Outre cette augmentation, il y a le risque d'un précédent. Le prochain gouvernement, ou la prochaine période budgétaire, pourrait relever ce minimum, rendant la structure sociétaire de plus en plus intéressante. Aux Pays-Bas, on va encore plus loin et on oblige le freelance ayant une structure sociétaire à se verser un salaire d'au moins 56 000 euros. De plus, l'impôt sur les dividendes n'est pas libératoire. Pour les freelances néerlandais, il n'est donc fiscalement intéressant de travailler via une structure sociétaire qu'à partir d'un bénéfice imposable de 120 000 euros. C'est pourquoi la plupart des freelances néerlandais travaillent en leur nom propre.
Les freelances aiment leur travail et comptent probablement moins que les salariés les jours jusqu'à leur retraite. Cette retraite représente d'ailleurs peu de choses. Un indépendant fiscalement seul avec 45 ans de carrière perçoit un maximum de 2 200 euros bruts, la moyenne de facto étant la moitié, soit 1 100 euros, alors que le prix moyen d'une maison de retraite est de 2 800 euros.

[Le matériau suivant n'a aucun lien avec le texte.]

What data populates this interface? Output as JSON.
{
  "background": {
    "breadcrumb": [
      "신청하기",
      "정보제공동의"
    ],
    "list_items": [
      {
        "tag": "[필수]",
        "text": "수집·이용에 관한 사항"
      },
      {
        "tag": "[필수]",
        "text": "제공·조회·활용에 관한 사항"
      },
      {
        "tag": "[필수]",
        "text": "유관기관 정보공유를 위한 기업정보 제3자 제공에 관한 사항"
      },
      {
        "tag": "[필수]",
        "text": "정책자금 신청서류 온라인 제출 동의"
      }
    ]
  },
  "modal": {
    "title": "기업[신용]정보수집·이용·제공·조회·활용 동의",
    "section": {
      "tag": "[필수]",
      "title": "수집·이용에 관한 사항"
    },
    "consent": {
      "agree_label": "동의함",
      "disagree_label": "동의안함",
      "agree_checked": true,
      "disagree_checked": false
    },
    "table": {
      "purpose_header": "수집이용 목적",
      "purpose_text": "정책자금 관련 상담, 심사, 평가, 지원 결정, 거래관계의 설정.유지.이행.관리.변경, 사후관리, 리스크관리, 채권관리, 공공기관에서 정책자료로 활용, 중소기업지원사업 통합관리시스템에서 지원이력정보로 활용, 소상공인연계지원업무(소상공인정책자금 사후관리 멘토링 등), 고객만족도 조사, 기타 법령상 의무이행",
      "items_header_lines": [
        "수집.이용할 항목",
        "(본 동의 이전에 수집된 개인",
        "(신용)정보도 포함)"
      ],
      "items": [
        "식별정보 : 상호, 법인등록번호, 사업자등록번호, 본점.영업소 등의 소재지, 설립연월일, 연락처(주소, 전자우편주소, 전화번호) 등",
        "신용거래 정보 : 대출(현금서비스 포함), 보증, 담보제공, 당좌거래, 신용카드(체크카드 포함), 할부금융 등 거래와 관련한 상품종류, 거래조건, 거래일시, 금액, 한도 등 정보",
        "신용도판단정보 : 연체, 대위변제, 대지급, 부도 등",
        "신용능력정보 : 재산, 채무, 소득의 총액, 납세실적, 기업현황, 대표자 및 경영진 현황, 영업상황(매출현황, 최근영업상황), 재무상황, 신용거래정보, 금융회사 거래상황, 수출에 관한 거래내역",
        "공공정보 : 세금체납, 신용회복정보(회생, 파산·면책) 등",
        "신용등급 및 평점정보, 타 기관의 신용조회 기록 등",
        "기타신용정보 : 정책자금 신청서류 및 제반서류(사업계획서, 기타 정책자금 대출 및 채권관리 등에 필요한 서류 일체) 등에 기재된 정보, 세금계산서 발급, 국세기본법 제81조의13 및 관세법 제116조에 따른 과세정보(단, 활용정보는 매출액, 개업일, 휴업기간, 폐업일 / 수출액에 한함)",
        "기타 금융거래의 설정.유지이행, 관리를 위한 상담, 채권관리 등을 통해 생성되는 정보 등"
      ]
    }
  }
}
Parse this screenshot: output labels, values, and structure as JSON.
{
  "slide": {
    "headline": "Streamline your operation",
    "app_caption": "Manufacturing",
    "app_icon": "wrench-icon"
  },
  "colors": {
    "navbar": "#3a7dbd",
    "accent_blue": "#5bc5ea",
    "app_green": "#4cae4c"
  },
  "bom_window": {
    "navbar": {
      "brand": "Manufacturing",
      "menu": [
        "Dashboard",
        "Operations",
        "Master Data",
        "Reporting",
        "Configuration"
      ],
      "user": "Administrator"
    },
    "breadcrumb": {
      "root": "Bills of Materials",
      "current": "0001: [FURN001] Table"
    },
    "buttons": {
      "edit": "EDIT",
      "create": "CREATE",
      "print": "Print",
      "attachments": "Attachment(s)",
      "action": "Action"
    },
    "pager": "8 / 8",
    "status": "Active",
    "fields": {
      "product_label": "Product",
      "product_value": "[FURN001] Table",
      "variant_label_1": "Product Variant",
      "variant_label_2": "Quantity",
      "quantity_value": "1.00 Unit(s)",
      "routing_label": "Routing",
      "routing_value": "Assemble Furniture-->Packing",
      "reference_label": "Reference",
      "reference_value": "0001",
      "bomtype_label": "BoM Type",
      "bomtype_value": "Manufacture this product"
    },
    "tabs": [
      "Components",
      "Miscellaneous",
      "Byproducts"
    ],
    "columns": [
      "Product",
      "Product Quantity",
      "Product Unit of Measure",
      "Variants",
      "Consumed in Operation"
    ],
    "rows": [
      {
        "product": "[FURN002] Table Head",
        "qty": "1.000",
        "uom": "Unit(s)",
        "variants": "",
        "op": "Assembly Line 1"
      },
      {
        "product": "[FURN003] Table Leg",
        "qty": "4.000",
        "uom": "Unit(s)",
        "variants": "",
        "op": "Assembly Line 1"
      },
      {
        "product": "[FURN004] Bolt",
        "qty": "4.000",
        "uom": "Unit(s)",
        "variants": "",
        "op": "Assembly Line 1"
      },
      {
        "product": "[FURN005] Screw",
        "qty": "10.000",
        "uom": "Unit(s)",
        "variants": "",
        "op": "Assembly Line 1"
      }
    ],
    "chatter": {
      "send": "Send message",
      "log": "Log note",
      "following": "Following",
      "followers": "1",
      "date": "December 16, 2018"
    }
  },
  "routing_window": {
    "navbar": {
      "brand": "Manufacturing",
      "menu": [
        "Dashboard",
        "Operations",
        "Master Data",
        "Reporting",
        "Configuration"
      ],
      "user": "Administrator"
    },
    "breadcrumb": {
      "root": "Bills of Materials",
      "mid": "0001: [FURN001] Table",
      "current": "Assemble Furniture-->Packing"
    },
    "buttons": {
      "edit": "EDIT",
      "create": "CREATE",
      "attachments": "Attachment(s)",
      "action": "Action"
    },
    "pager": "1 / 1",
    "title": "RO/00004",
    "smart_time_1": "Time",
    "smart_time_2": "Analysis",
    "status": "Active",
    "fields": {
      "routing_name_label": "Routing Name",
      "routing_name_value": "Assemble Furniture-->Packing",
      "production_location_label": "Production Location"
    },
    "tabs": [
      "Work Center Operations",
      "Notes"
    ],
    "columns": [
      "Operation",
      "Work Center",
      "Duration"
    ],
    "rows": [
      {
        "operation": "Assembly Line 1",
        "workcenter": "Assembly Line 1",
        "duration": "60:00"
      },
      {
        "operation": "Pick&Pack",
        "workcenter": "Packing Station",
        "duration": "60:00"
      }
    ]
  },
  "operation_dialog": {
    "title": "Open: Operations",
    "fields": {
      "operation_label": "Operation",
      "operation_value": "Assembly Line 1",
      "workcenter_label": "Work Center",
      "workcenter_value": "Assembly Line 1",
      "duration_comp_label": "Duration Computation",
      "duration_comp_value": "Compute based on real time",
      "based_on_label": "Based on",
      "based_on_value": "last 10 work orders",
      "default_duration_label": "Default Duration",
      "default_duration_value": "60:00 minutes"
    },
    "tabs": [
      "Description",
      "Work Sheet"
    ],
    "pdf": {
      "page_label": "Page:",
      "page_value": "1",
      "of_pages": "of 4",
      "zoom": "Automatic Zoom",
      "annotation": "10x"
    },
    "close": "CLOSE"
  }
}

Le freelance ne peut donc presque rien faire d'autre que pourvoir lui-même à une épargne pour les jours difficiles. Ceci peut se faire grosso modo de deux manières. En distribuant des réserves de liquidation ou en liquidant la société. Mais cela devient également plus cher. À partir de 2026, la précompte mobilier sur les nouvelles réserves de liquidation passera de 5 % à 6,5 %. Ces 6,5 % s'ajoutent aux 20 % ou 25 % d'impôt sur les sociétés et à la retenue anticipative de 10 %. Le délai d'attente pour le versement des réserves de liquidation est toutefois réduit de cinq à trois ans. La liquidation complète de la société, avec seulement 10 % sur la prime de liquidation en plus de l'impôt sur les sociétés, est alors souvent une alternative plus intéressante. Cela bien sûr en supposant qu'aucune taxe sur la plus-value ne viendra s'ajouter à cela à l'avenir.
Une autre option est d'utiliser le deuxième pilier de pension. Le régime de pension complémentaire pour indépendants (VAPZ) est porté de 8,17 % à 8,5 % du revenu. Peanuts. Il existe également la convention pension pour indépendants (POZ) et l'engagement de pension individuel pour sociétés (ITP). La règle des 80 % très obscure s'applique ici, ce qui signifie que le total des pensions ne peut pas dépasser 80 % du dernier revenu. Le gouvernement promet de clarifier la situation et d'harmoniser la définition entre l'ITP et la POZ.
Dans le climat turbulent actuel, les freelances sont la pierre angulaire de notre société. Je suppose que leur nombre ne fera qu'augmenter. Nous ne devons cependant pas oublier que, si de nombreux freelances gagnent bien leur vie, beaucoup ont également du mal à joindre les deux bouts. La moitié des indépendants dispose de moins de 34 000 euros de réserve (enquête NN). Cela signifie, sur la base des chiffres ci-dessus, qu'ils ne peuvent ainsi combler la différence entre la pension et le prix moyen d'une maison de retraite que pendant deux ans seulement. Si les freelances sont la pierre angulaire de notre société, ne devraient-ils pas être davantage chouchoutés au lieu de les « récompenser » par des augmentations d'impôts insidieuses ? À suivre.